Question

A square metal wire loop of side $10\text{cm}$ and resistance $1\Omega$ is moved with a constant velocity $v$ in uniform magnetic field $B=2\text{T}$ as shown in Fig. The magnetic field is perpendicular to the plane of the loop and directed into the paper. The loop is connected to a network of resistors, each equal to $3\Omega$. What should be the speed of the loop so as to have a steady current of $1\text{mA}$ in the loop?

• A. $1\text{cm/s}$
• B. $2\text{cm/s}$
• C. $3\text{cm/s}$
• D. $4\text{cm/s}$

Answer 1

The correct option is B $2\text{cm/s}$

The network $PQRS$ is a balanced Wheatstone's bridge. Hence the resistance of $3\Omega$ between $P$ and $R$ is ineffective.

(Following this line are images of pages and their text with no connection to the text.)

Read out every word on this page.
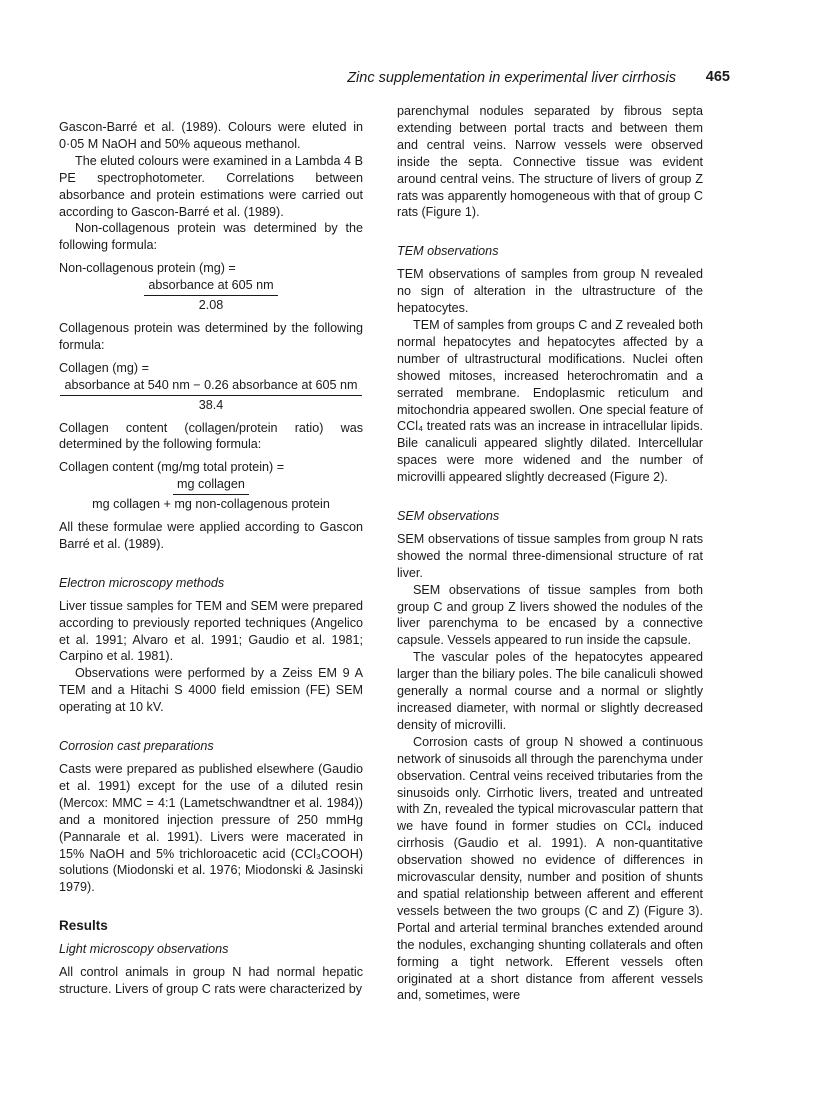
Zinc supplementation in experimental liver cirrhosis 465

Gascon-Barré et al. (1989). Colours were eluted in 0·05 M NaOH and 50% aqueous methanol.

The eluted colours were examined in a Lambda 4 B PE spectrophotometer. Correlations between absorbance and protein estimations were carried out according to Gascon-Barré et al. (1989).

Non-collagenous protein was determined by the following formula:

Non-collagenous protein (mg) =

absorbance at 605 nm
2.08

Collagenous protein was determined by the following formula:

Collagen (mg) =

absorbance at 540 nm − 0.26 absorbance at 605 nm
38.4

Collagen content (collagen/protein ratio) was determined by the following formula:

Collagen content (mg/mg total protein) =

mg collagen
mg collagen + mg non-collagenous protein

All these formulae were applied according to Gascon Barré et al. (1989).

Electron microscopy methods

Liver tissue samples for TEM and SEM were prepared according to previously reported techniques (Angelico et al. 1991; Alvaro et al. 1991; Gaudio et al. 1981; Carpino et al. 1981).

Observations were performed by a Zeiss EM 9 A TEM and a Hitachi S 4000 field emission (FE) SEM operating at 10 kV.

Corrosion cast preparations

Casts were prepared as published elsewhere (Gaudio et al. 1991) except for the use of a diluted resin (Mercox: MMC = 4:1 (Lametschwandtner et al. 1984)) and a monitored injection pressure of 250 mmHg (Pannarale et al. 1991). Livers were macerated in 15% NaOH and 5% trichloroacetic acid (CCl₃COOH) solutions (Miodonski et al. 1976; Miodonski & Jasinski 1979).

Results

Light microscopy observations

All control animals in group N had normal hepatic structure. Livers of group C rats were characterized by

parenchymal nodules separated by fibrous septa extending between portal tracts and between them and central veins. Narrow vessels were observed inside the septa. Connective tissue was evident around central veins. The structure of livers of group Z rats was apparently homogeneous with that of group C rats (Figure 1).

TEM observations

TEM observations of samples from group N revealed no sign of alteration in the ultrastructure of the hepatocytes.

TEM of samples from groups C and Z revealed both normal hepatocytes and hepatocytes affected by a number of ultrastructural modifications. Nuclei often showed mitoses, increased heterochromatin and a serrated membrane. Endoplasmic reticulum and mitochondria appeared swollen. One special feature of CCl₄ treated rats was an increase in intracellular lipids. Bile canaliculi appeared slightly dilated. Intercellular spaces were more widened and the number of microvilli appeared slightly decreased (Figure 2).

SEM observations

SEM observations of tissue samples from group N rats showed the normal three-dimensional structure of rat liver.

SEM observations of tissue samples from both group C and group Z livers showed the nodules of the liver parenchyma to be encased by a connective capsule. Vessels appeared to run inside the capsule.

The vascular poles of the hepatocytes appeared larger than the biliary poles. The bile canaliculi showed generally a normal course and a normal or slightly increased diameter, with normal or slightly decreased density of microvilli.

Corrosion casts of group N showed a continuous network of sinusoids all through the parenchyma under observation. Central veins received tributaries from the sinusoids only. Cirrhotic livers, treated and untreated with Zn, revealed the typical microvascular pattern that we have found in former studies on CCl₄ induced cirrhosis (Gaudio et al. 1991). A non-quantitative observation showed no evidence of differences in microvascular density, number and position of shunts and spatial relationship between afferent and efferent vessels between the two groups (C and Z) (Figure 3). Portal and arterial terminal branches extended around the nodules, exchanging shunting collaterals and often forming a tight network. Efferent vessels often originated at a short distance from afferent vessels and, sometimes, were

The net resistance of the network, therefore. is $3\Omega$. Total resistance $R=3\Omega +1\Omega =4\Omega$. Now, induced emf is $e=Blv=2\times 0.1\times v=0.2v$.
$\therefore$ Induced currect $I=\frac{e}{R}=\frac{0.2v}{4}$
Given $I=1\times {10}^{-3}\text{A}$
Hence $1\times {10}^{-3}=\frac{0.2v}{4}$
which gives $v=2\times {10}^{-2}\text{m/s}=2\text{cm/s}$, which is choice (b).